Closed GoogleCodeExporter closed 9 years ago
Do you have a test HTML document that you can attach here as a file and where
this
can be reproduced?
Original comment by azizatif
on 6 May 2009 at 2:34
It looks like this is a bug in the HtmlAgilityPack. I tested with the Google
home
page, which contains a form with some input fields, and using the attached
IronPython
script. The result of my interactive test was:
IronPython 2.0 (2.0.0.0) on .NET 2.0.50727.3074
Type "help", "copyright", "credits" or "license" for more information.
>>> import clr
>>> clr.AddReference('HtmlAgilityPack')
>>> from HtmlAgilityPack import HtmlDocument
>>> from System.Net import WebClient
>>> doc = HtmlDocument()
>>> doc.LoadHtml(WebClient().DownloadString('http://www.google.com/'))
>>> root = doc.DocumentNode
>>> print 'FORM tag count = ', root.SelectNodes('//form').Count
FORM tag count = 1
>>> print 'INPUT tag count = ', root.SelectNodes('//input').Count
INPUT tag count = 8
>>> form = root.SelectSingleNode('//form')
>>> print 'FORM tag child count', form.ChildNodes.Count
FORM tag child count 0
The problem is that the ChildNodes property of a form returns an empty
collection! As
a result, Fizzler fails to find anything within the descendants or immediate
children
of a form.
It looks like this issue is already logged with HtmlAgilityPack (but
unfortunately
with no resolution):
http://htmlagilitypack.codeplex.com/WorkItem/View.aspx?WorkItemId=21782
Original comment by azizatif
on 6 May 2009 at 3:03
Attachments:
Original comment by azizatif
on 6 May 2009 at 3:04
There are alternatives to HtmlAgilityPack available. How much work would it be
to
drop HtmlAgilityPack and use something else as our default?
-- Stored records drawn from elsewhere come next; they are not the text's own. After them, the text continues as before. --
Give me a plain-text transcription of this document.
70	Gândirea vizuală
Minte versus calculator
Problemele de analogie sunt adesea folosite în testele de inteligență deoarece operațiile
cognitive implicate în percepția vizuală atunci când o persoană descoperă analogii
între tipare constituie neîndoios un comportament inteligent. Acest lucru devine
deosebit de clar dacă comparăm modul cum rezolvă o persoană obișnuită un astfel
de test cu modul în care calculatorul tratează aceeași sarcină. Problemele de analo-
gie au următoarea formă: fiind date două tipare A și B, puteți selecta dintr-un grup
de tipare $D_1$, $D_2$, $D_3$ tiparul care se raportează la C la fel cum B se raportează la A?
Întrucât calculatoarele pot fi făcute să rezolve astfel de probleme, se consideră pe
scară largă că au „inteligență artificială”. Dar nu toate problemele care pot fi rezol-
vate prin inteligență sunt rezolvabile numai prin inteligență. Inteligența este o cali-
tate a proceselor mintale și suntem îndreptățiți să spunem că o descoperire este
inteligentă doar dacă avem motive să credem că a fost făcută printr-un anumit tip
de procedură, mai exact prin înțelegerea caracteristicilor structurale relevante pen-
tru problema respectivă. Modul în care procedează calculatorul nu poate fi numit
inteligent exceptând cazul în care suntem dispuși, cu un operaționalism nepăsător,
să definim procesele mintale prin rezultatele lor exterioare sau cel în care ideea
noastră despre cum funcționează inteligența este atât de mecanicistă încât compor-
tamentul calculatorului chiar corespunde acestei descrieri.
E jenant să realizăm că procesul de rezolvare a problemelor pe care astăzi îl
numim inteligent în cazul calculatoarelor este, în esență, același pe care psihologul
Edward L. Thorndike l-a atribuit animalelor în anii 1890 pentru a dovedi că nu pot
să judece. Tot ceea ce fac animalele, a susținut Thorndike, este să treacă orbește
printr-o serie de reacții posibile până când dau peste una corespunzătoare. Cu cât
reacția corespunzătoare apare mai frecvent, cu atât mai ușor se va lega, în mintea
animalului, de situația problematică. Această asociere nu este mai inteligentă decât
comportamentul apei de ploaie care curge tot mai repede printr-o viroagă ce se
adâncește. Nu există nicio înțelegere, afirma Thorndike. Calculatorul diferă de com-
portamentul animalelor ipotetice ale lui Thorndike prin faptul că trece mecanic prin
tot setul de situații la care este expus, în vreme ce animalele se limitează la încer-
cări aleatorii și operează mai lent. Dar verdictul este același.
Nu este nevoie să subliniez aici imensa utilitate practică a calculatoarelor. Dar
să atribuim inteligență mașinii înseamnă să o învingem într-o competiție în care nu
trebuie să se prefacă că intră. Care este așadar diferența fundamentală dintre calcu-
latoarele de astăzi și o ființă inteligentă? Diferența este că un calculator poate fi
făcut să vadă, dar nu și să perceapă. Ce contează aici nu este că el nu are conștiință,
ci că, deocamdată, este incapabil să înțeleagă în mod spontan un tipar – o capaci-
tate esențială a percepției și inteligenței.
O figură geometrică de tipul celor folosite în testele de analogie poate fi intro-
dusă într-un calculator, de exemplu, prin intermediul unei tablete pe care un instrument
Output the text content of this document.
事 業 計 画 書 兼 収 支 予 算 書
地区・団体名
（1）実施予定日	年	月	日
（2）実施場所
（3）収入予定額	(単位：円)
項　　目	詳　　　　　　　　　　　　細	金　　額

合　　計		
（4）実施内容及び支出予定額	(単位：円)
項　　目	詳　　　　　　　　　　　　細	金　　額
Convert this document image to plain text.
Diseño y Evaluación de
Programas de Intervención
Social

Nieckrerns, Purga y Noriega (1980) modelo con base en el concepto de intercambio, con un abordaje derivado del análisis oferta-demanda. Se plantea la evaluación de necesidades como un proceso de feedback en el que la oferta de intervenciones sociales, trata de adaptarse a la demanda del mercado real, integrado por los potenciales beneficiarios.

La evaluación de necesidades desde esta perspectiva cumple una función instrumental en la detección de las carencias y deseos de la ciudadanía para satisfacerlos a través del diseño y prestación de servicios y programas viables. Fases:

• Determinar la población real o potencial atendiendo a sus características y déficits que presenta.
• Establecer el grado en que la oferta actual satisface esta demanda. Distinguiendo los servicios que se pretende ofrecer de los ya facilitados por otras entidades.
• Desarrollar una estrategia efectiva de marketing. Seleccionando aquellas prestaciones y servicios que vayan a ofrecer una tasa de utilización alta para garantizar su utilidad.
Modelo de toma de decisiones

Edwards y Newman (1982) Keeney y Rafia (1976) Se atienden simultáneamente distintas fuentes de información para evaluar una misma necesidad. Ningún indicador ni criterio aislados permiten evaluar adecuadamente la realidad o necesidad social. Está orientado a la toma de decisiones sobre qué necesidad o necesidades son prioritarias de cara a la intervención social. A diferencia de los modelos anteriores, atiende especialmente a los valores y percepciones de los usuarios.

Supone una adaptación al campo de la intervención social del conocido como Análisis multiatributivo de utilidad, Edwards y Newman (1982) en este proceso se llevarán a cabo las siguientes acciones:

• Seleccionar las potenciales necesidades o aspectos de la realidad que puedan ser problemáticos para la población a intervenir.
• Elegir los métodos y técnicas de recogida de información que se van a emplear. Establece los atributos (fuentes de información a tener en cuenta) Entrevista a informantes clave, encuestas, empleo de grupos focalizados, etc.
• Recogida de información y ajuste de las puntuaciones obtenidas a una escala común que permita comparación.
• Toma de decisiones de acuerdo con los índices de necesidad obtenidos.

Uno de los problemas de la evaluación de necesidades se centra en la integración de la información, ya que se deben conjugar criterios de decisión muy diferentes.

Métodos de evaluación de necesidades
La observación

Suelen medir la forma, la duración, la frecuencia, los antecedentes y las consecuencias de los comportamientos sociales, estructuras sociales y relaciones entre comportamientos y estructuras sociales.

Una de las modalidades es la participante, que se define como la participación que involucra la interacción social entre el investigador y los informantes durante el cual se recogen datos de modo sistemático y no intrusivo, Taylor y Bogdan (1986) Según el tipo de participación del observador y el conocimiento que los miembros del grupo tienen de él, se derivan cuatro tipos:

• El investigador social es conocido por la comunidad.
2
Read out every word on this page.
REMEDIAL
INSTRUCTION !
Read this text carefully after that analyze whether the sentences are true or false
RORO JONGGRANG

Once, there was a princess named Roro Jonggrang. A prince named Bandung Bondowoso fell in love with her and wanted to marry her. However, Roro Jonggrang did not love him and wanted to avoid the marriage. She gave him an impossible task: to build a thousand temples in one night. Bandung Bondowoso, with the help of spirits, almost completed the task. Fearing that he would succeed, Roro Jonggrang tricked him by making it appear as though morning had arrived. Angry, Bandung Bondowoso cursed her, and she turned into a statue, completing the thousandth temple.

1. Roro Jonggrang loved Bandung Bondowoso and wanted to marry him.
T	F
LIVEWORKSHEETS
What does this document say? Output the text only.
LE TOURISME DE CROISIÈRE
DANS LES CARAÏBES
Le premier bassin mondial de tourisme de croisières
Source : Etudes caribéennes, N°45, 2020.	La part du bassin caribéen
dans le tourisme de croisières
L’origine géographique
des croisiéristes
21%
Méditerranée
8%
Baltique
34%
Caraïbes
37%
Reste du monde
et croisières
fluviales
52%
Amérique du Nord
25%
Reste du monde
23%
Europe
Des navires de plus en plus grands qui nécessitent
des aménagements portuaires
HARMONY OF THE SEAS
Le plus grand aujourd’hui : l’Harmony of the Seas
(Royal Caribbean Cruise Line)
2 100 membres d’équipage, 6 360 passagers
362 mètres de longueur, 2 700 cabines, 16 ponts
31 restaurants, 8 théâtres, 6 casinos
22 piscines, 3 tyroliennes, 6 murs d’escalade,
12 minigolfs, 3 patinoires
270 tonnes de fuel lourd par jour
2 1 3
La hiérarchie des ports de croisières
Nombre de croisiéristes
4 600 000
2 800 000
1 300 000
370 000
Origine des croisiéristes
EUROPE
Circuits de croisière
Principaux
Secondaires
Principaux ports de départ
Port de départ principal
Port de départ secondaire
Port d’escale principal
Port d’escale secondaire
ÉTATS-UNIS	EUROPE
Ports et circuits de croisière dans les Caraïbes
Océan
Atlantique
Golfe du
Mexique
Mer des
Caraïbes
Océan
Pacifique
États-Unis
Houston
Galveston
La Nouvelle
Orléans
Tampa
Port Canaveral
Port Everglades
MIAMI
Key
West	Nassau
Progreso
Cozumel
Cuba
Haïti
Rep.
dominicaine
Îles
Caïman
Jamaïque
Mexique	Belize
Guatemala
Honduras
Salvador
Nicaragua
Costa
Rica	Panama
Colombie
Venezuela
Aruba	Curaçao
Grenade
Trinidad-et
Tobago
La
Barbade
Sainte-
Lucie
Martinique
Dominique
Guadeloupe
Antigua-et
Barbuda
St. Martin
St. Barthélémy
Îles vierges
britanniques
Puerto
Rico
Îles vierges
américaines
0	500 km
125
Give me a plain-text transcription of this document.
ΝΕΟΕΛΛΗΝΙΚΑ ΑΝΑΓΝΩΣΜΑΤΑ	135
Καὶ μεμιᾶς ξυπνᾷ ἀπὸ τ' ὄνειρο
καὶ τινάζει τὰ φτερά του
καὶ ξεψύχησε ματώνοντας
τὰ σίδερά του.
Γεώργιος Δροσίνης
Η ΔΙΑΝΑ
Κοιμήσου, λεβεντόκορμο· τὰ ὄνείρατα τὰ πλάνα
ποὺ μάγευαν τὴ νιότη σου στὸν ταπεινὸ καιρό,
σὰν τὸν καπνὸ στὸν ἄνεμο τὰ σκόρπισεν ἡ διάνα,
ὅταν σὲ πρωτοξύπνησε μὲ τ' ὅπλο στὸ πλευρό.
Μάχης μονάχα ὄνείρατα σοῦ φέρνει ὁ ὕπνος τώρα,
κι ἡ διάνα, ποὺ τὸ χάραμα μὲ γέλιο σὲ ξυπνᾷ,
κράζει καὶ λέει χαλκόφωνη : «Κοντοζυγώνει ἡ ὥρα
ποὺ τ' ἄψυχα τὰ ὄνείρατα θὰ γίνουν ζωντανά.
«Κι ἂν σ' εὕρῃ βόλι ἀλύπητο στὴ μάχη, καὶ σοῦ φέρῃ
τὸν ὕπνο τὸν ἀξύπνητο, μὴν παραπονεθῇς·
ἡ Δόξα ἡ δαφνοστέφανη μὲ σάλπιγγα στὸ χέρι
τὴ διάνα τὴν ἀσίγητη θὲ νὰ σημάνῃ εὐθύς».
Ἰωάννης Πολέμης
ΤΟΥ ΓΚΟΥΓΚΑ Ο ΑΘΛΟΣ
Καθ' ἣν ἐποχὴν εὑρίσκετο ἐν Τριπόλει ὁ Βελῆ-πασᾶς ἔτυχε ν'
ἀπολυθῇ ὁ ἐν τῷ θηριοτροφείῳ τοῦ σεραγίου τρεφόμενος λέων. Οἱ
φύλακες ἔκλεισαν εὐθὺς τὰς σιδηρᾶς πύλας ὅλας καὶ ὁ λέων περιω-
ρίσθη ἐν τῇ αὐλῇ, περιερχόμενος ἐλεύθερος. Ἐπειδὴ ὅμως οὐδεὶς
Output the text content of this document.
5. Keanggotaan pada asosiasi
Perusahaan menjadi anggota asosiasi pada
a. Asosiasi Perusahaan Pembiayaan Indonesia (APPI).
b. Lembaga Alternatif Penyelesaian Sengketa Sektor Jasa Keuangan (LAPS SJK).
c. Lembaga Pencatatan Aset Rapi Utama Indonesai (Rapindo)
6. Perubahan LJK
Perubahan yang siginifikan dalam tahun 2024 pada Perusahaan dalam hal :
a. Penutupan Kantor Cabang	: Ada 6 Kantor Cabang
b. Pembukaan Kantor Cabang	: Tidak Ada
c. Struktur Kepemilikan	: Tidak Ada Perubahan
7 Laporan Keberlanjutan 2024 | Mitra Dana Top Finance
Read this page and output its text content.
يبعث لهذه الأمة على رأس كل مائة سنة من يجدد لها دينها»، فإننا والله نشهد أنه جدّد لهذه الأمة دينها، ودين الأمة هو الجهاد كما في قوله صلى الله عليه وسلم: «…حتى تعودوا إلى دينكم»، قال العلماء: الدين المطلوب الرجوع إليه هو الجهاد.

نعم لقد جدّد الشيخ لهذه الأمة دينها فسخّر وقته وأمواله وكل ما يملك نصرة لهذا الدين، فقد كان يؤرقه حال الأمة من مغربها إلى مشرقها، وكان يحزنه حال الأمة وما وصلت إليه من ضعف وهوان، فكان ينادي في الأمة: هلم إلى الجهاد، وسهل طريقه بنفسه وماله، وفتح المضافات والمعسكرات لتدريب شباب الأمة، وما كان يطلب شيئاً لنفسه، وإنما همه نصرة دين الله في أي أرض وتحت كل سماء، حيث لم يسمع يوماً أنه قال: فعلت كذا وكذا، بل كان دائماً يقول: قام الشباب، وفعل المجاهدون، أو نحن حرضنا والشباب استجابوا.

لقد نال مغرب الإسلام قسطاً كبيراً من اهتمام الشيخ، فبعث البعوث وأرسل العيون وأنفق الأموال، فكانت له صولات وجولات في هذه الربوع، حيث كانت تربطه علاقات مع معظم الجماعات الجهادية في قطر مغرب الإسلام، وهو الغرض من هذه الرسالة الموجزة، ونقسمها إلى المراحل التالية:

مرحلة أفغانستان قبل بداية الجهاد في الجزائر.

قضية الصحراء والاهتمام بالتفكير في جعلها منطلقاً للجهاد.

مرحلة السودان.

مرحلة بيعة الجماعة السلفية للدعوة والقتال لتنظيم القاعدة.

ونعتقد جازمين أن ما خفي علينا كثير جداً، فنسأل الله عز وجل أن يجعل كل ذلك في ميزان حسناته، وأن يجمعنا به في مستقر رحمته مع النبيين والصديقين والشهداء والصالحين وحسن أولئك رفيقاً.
We should unit test this problem if we do swap.
Original comment by info%colinramsay.co.uk@gtempaccount.com
on 6 May 2009 at 3:08
> drop HtmlAgilityPack
I don't suggest dropping it. Just leave it in there as it is, but yet, drop it
as the
default perhaps if a more robust implementation is available.
> How much work would it be to and use something else as our default?
Shouldn't be a whole lot as long as the other supports a reasonable API
providing
access to attributes, children and siblings of a node.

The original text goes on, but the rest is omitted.